Instagram Data Scraping from Public API
With Python and Scrapy: NO access-token or Authentication required
NB: Instagram changes its public APIs and probably my scripts need some reviews.. or no longer works…
Scrap data from Instagram is easy if you know the right endpoint.
For example take a look at the #italy hashtag: https://www.instagram.com/explore/tags/italy/
Try now to append the query string ?__a=1 and see what happens: https://www.instagram.com/explore/tags/italy/?__a=1
YES.. It is a JSON with a lot of information that shows the first 30/40 post for the hashtag #italy.

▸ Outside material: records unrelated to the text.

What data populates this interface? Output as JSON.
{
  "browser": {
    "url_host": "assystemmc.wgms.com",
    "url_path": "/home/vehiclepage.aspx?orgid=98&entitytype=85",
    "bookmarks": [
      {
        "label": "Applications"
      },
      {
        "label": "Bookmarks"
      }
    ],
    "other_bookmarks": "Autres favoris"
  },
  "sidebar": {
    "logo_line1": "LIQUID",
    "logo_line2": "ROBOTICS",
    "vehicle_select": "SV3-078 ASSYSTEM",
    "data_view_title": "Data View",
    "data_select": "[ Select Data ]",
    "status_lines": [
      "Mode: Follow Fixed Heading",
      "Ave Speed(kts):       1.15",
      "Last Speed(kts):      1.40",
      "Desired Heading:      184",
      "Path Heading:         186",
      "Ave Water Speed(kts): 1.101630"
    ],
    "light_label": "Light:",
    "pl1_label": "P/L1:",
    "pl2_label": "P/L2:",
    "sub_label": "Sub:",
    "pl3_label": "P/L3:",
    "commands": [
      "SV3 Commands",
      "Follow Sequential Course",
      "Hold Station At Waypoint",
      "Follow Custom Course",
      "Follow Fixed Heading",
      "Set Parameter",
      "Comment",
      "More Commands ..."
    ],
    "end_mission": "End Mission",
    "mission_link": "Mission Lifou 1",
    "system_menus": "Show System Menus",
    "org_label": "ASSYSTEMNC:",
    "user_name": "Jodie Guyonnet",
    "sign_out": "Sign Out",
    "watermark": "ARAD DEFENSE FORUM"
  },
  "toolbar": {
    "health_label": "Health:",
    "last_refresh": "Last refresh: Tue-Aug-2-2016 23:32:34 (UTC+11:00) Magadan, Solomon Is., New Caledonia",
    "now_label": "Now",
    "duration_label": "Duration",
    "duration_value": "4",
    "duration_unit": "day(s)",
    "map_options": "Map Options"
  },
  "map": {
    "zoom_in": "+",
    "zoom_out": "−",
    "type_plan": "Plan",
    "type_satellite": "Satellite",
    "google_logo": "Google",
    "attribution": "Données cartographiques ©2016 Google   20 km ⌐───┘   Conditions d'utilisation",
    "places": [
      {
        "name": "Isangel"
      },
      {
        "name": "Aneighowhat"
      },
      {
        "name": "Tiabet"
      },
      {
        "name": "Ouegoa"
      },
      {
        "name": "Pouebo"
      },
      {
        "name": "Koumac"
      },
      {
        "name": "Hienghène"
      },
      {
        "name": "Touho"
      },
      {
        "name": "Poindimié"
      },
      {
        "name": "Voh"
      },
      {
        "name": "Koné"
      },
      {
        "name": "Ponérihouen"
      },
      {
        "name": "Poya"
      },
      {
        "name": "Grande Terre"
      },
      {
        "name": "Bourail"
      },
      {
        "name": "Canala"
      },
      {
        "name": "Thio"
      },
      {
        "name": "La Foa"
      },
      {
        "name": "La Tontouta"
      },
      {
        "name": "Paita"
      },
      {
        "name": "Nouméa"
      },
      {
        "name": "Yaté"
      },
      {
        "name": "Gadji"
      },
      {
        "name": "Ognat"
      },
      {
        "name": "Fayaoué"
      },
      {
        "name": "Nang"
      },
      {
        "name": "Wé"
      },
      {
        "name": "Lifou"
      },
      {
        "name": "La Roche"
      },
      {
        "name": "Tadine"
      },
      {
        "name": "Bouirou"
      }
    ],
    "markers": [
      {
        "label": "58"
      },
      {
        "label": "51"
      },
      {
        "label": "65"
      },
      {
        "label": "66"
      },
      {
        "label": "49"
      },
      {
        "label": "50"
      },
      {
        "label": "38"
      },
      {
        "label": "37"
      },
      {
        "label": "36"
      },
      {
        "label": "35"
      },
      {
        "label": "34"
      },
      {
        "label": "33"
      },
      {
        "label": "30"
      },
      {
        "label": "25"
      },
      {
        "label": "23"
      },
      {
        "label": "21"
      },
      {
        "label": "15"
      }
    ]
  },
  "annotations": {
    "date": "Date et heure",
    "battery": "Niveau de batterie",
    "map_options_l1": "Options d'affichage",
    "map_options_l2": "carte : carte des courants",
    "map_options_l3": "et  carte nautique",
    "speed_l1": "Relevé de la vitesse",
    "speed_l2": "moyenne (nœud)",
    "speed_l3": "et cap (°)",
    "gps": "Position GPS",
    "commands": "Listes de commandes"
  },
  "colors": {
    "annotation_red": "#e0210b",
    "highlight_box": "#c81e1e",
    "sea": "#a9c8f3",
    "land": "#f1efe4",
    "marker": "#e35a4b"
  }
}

And to go to the next posts?
You can use the end cursor that you can find from graphql -> hashtag -> edge_hashtag_to_media ->page_info -> end_cursor
Making the following reques https://www.instagram.com/explore/tags/italy/?__a=1&max_id=endcursor
In my tests I’ve been able to scrap about 13000 posts from an hashtag, so probably you cannot go to the first post at all (if the number or post are hight)
NB: The tricks __a=1 and max_id=endcursor are available also for the other endpoint (post, users and so on)
To automate the scraping I used Scrapy, a powerful and fast crawler.
You can take a look at my github repository Insagram Scraper.
instagram-scraper - Some scrapy spiders useful to crawl instagram posts using public APIS (No TOKEN)github.com
Feel free to fork and change its behaviour to fit your needs.
I haven’t scraped all the information, only some useful fr my purposes: caption, locations (latitude and longitude), owner, display_url and so on.